Puerto Rican citizens have absolutely no say over who sits on this board, and only a single seat must be filled by someone who actually lives on the island. In spite of this incredibly undemocratic process, PROMESA board members have been empowered to lower Puerto Rico’s minimum wage, close nearly 200 public schools and slash funding for its public university. PROMESA is nothing more than a tool for colonial wealth extraction.

In this light, it’s clear that Hurricane Maria only adds to the tragedy. More than 3,000 people died due to the hurricane and the subsequent damage to infrastructure, but the reaction from Puerto Rico’s imperial masters was heartless.

A recent study showed that in the first nine days after hurricanes Harvey in Texas and Irma in Florida, Texas residents received $141 million and Florida residents received $100 million. How much aid money did Puerto Rico receive during the crucial nine days following Hurricane Maria’s landfall? A paltry $6 million. Aid was, and still is, slow in coming to the island. For people of color living in an overseas colony, compassion, like clean water, is in short supply.

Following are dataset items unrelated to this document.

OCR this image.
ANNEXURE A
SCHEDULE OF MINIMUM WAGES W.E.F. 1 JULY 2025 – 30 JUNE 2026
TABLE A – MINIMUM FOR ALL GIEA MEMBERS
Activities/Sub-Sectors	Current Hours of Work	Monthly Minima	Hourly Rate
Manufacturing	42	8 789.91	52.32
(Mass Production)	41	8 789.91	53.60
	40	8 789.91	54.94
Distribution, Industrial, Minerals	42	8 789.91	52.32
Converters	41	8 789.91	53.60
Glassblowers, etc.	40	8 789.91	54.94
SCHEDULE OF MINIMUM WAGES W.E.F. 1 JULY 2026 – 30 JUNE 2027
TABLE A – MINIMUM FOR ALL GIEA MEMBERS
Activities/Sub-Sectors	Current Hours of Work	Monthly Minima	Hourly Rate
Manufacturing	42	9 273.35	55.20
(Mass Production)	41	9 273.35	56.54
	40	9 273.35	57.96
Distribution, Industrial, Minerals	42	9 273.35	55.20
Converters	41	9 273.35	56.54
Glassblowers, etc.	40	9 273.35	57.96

White nationalism out in open under Trump

And there is no reason to expect compassion from the current occupant of the White House. President Donald Trump is an open white nationalist who despises people of color. Even though Puerto Ricans have received aid much more slowly than other disaster victims, Trump told Republican lawmakers in March that Puerto Rico had received too much aid.

This is unsurprising from a man who would tear Latinx children from the arms of their mothers and fathers and cage them beneath a filthy overpass. No amount of pain and suffering is enough when the victims are people of color and the perpetrators are white nationalists. As is the case with so much of U.S. policy in the last two years, Trump reveals the white supremacist heart beating beneath the chest of U.S. imperialism. What’s happening to Puerto Rico now is but an extension of what has been done for the last 100 years.

Racists like Trump have always portrayed Puerto Rico as a welfare state that squanders its resources and survives off the generous largesse of the U.S. government. This is, and has always been, imperialist and paternalistic nonsense. The “white man’s burden” is a total lie. In reality, Wall Street has extracted billions of dollars from Puerto Rico through predatory lending; the fruits of Puerto Rican agriculture have enriched U.S. corporations; and every year, Puerto Ricans pump millions of dollars into the U.S. economy because they are forced by law to import nearly all their goods from the states — at a 20 percent markup, no less.

In truth, it is the U.S., like any empire, which parasitically feeds off its colonial victims. The money that Puerto Rico requires to rebuild its infrastructure — an estimated $90 billion — pales in comparison to the wealth that the U.S. has drained from the labor and resources of the Puerto Rican people. But resistance among Puerto Rican activists to these colonial and neoliberal policies is on the rise, and the strength of the U.S. empire is on the decline.

As the power of the people grows and the strength of their oppressors begins to fade, Puerto Ricans may be the ones who cut off the money tap.